If cities fail to accommodate this major economic change, the boom in knowledge-based industries will be self-limiting. Even Google employees in the San Franciso Bay area
have trouble affording housing near their workplace, causing the tech giant to look into
the possibility of building them small, cheap apartments. Single-family zoning precludes such apartments, and generally limits the supply of housing in dense urban areas, thus
increasing costs for both renters and first-time homebuyers. That may be choking off the drivers of U.S. growth.
Single-family zoning is also bad for economic equality. It makes it a lot harder for people of modest means to live in a thriving area, since these people tend only be able to afford apartments, townhouses or other smaller or multifamily dwellings. Blue-collar workers aren’t just being priced out of the country’s increasingly productive cities -- they’re being prevented from
moving there in search of better opportunities.
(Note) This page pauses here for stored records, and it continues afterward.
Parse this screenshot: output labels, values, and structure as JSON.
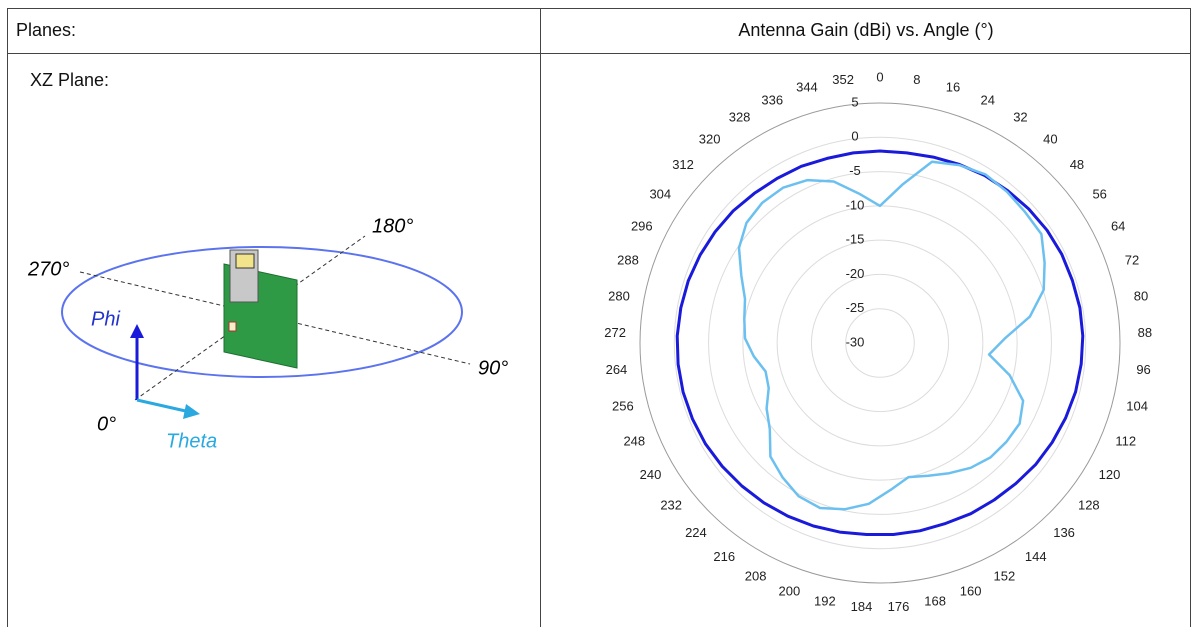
{
  "table": {
    "header": [
      "Planes:",
      "Antenna Gain (dBi) vs. Angle (°)"
    ],
    "rows": [
      [
        "XZ Plane:"
      ]
    ]
  },
  "diagram": {
    "labels": [
      "180°",
      "270°",
      "90°",
      "0°",
      "Phi",
      "Theta"
    ]
  },
  "chart_data": {
    "type": "polar",
    "x": [
      0,
      8,
      16,
      24,
      32,
      40,
      48,
      56,
      64,
      72,
      80,
      88,
      96,
      104,
      112,
      120,
      128,
      136,
      144,
      152,
      160,
      168,
      176,
      184,
      192,
      200,
      208,
      216,
      224,
      232,
      240,
      248,
      256,
      264,
      272,
      280,
      288,
      296,
      304,
      312,
      320,
      328,
      336,
      344,
      352
    ],
    "ylim": [
      -30,
      5
    ],
    "yticks": [
      5,
      0,
      -5,
      -10,
      -15,
      -20,
      -25,
      -30
    ],
    "grid": true,
    "series": [
      {
        "color": "#1a1adb",
        "values": [
          -2,
          -2,
          -1.8,
          -1.5,
          -1.2,
          -1,
          -0.8,
          -0.6,
          -0.5,
          -0.5,
          -0.4,
          -0.4,
          -0.5,
          -0.6,
          -0.8,
          -1,
          -1.2,
          -1.5,
          -1.7,
          -1.8,
          -2,
          -2,
          -2,
          -2,
          -1.8,
          -1.6,
          -1.4,
          -1.2,
          -1,
          -0.8,
          -0.6,
          -0.5,
          -0.4,
          -0.4,
          -0.4,
          -0.5,
          -0.6,
          -0.8,
          -1,
          -1.2,
          -1.5,
          -1.7,
          -1.8,
          -2,
          -2
        ]
      },
      {
        "color": "#6cc0f0",
        "values": [
          -10,
          -6.7,
          -2.5,
          -1.6,
          -1,
          -1.2,
          -1.5,
          -1.6,
          -3.3,
          -4.9,
          -7.8,
          -11.8,
          -14,
          -10.5,
          -7.5,
          -6.5,
          -6.6,
          -6.8,
          -7.5,
          -8.5,
          -9.4,
          -10,
          -8.5,
          -6.5,
          -5.2,
          -4.4,
          -4.7,
          -5.8,
          -7,
          -9.6,
          -10.9,
          -12.5,
          -12.8,
          -11.5,
          -10.3,
          -9.9,
          -9.3,
          -7.5,
          -5.2,
          -3.8,
          -3.3,
          -3.3,
          -4,
          -5.5,
          -8
        ]
      }
    ]
  }
}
Urbanist Richard Florida refers to this in his book "
The New Urban Crisis."
There’s also a racial dimension to the inequality that exclusionary zoning creates. Black families, which tend to earn less money, are kept out of white neighborhoods by their inability to afford the sprawling homes that cities mandate be built there. In fact, single-family zoning might have even been invented for just this
purpose, as part of a large raft of approaches that cities used to keep higher-earning whites segregated from generally lower-earning black residents after race-based zoning was struck down by the Supreme Court in 1917. Eliminating this zoning is thus one important step on the road to integration.
Denser housing will also be good for the environment, as well as for human safety and happiness. Low-density cities, like the ones the U.S. tends to build, require lots of driving, which increases emissions of carbon and other pollutants, not to mention the risk of crashes. Urban sprawl contributes to
habitat loss. In warm, dry states like California, sprawl also
raises the risk of property damage and death from wildfires. Long commutes are also a source of
unhappiness.
So for a number of reasons -- economic growth, racial and class equality, environmental protection and human happiness -- cities need to become denser. Minneapolis is leading the way. The city’s new plan even
goes beyond simply banning one exclusive form of zoning by eliminating off-street parking requirements for new houses. And it allocates $40 million for subsidizing low-income housing and combatting homelessness.
The great hope is that Minneapolis will be the first of a flood of cities to eliminate the exclusionary housing policies of the past century. Cities that make housing more affordable will become more attractive for young knowledge workers, which in turn makes them more attractive for high-value companies. Accommodative housing policy is therefore a better bet for luring investment than offering lavish corporate
incentives. Also, creating more places for blue-collar workers to live, and allowing them to move alongside wealthier city residents, will probably be good for the approval ratings of politicians that move against exclusionary zoning.
There’s also hope that national politicians will help prod cities to make the change. U.S. Senator Elizabeth Warren has
a new plan that would give block grants to cities that eliminate exclusionary zoning. Even Ben Carson, secretary of U.S. Department of Housing and Urban Development,
has suggested similar ideas.
Will allowing density trigger a new wave of white flight to the suburbs, starving cities of resources, as happened in the 1960s and 1970s? There are reasons to think that this time will be different. Crime rates are
way down in most U.S.
cities, near historic lows. And
evidence shows that white Americans are much more willing to move to (and remain in) mixed-race neighborhoods than they were in previous generations.
So onward with urban density and the fight against exclusionary zoning. When the history of the new urban revival is written, Minneapolis may earn pride of place as the first city to make this necessary change.